Evelyn Kaiser, co-founder of Fort Lauderdale's Keizer University and a pioneer for women in science and education, died Monday in Pompano Beach, her family announced. She was 100 years old.
Keizer University started with just one student in a two-room storefront in Fort Lauderdale and is now one of Florida's largest private nonprofit universities. Mr. Kaiser founded this school in 1977 with his son Arthur and his Mr. Kaiser (current president) and taught until he was 90 years old.
But before founding her university, Kaiser was a young woman pursuing science in 1940s Philadelphia, struggling despite gender expectations to obtain an education and later start her own lab. .
“She did it because she thought she could. That's what we say about her,” her son, Jeffrey Kaiser, told the South Florida Sun-Sentinel on Saturday. “She did it again and again and again.”
Kaiser was born in 1924, the third of four children, and grew up in Depression-era Philadelphia. His son, Jeffrey Kaiser, told the Sun Sentinel on Saturday that money was tight and his father decided that only the boys in the family could attend college and medical school.
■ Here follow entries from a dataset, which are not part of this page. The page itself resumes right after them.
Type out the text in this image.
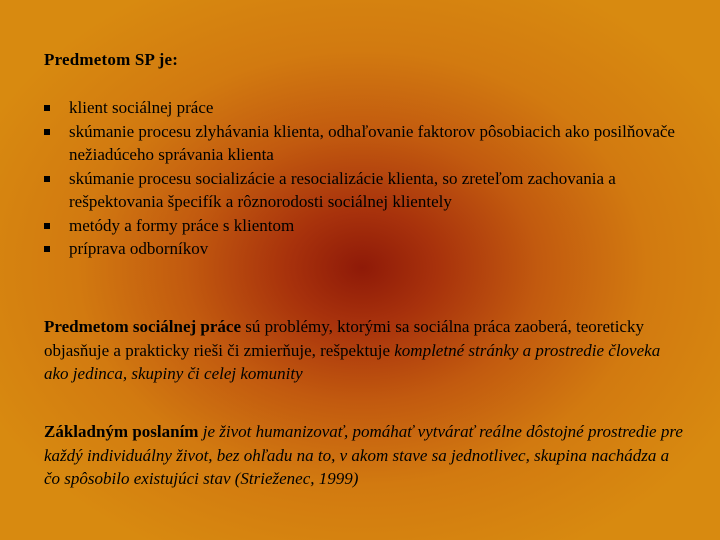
Predmetom SP je:

klient sociálnej práce
skúmanie procesu zlyhávania klienta, odhaľovanie faktorov pôsobiacich ako posilňovače nežiadúceho správania klienta
skúmanie procesu socializácie a resocializácie klienta, so zreteľom zachovania a rešpektovania špecifík a rôznorodosti sociálnej klientely
metódy a formy práce s klientom
príprava odborníkov

Predmetom sociálnej práce sú problémy, ktorými sa sociálna práca zaoberá, teoreticky objasňuje a prakticky rieši či zmierňuje, rešpektuje kompletné stránky a prostredie človeka ako jedinca, skupiny či celej komunity

Základným poslaním je život humanizovať, pomáhať vytvárať reálne dôstojné prostredie pre každý individuálny život, bez ohľadu na to, v akom stave sa jednotlivec, skupina nachádza a čo spôsobilo existujúci stav (Strieženec, 1999)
But Kaiser went anyway. She graduated top of her class from Philadelphia High School for Girls and earned a full scholarship to Temple University, where she earned a bachelor's degree in medical technology. According to her obituary written by her family, she also married at the age of 19, but she continued her studies despite her disappointments.
“She always had a vision,” her daughter Ellen Farren said Saturday.
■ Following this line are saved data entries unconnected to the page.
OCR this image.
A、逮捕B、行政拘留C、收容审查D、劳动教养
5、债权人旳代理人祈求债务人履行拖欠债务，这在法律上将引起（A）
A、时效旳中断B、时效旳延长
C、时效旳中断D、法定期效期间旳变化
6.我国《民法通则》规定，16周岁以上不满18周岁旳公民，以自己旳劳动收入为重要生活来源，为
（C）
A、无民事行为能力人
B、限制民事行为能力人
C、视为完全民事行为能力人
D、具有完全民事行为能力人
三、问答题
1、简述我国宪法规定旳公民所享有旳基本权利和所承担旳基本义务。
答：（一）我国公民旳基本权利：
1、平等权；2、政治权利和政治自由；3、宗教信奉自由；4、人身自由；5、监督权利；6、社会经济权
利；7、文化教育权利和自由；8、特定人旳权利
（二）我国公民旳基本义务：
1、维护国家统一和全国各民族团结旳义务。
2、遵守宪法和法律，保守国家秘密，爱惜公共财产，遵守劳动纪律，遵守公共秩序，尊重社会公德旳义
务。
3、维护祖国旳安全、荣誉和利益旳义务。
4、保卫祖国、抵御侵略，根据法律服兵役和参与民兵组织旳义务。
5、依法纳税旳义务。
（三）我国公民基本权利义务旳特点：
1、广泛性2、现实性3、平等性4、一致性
After World War II, Kaiser founded her own medical laboratory in 1946, where she developed a $4 pregnancy test using rabbits, Jeffrey Kaiser said. Without today's technology available, Kaiser had to inject the rabbits and open them to view their ovaries to see if the woman was pregnant.
Arthur Kaiser said when Kaiser first opened the lab, it was removed from the national registry because women didn't own labs at the time. Years later, after Keizer University launched her own laboratory technology program, she sent a letter to the organization that controlled enrollment and reinstated her.
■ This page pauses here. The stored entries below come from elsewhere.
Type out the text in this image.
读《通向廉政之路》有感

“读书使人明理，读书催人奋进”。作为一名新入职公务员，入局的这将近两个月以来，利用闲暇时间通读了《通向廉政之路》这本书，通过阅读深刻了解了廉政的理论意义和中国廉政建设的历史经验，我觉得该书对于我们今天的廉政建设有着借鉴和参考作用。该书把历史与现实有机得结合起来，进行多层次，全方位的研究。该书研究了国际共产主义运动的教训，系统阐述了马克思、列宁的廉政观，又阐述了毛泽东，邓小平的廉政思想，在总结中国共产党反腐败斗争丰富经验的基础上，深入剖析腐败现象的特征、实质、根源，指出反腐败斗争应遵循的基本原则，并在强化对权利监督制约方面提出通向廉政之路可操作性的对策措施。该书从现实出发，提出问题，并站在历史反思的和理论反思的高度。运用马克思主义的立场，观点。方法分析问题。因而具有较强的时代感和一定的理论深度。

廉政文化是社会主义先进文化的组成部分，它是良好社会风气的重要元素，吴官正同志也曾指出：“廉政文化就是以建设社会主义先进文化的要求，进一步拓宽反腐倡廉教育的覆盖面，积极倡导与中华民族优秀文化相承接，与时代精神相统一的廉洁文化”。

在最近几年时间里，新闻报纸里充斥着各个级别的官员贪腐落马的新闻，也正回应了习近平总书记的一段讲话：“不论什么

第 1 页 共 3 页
Jeffrey Kaiser said she used the money she earned from her lab to help her husband attend medical school.
“You're a woman business owner in 1946,” Jeffrey Kaiser said. “All the guys were coming back from the military and looking for jobs, and my mom started a business. And it's a successful business. People were asking her, 'What do you mean, you don't stay at home and take care of your kids?' You can imagine the criticism. ”
In 1959, Kaiser also began teaching experimental science at the Franklin School of Science and Arts. However, she juggled a career and raising her three children. Sometimes she had to take her children to the lab and at home put the frogs in the refrigerator to hibernate. Her daughter Ellen recalled taking her children outside to play with her.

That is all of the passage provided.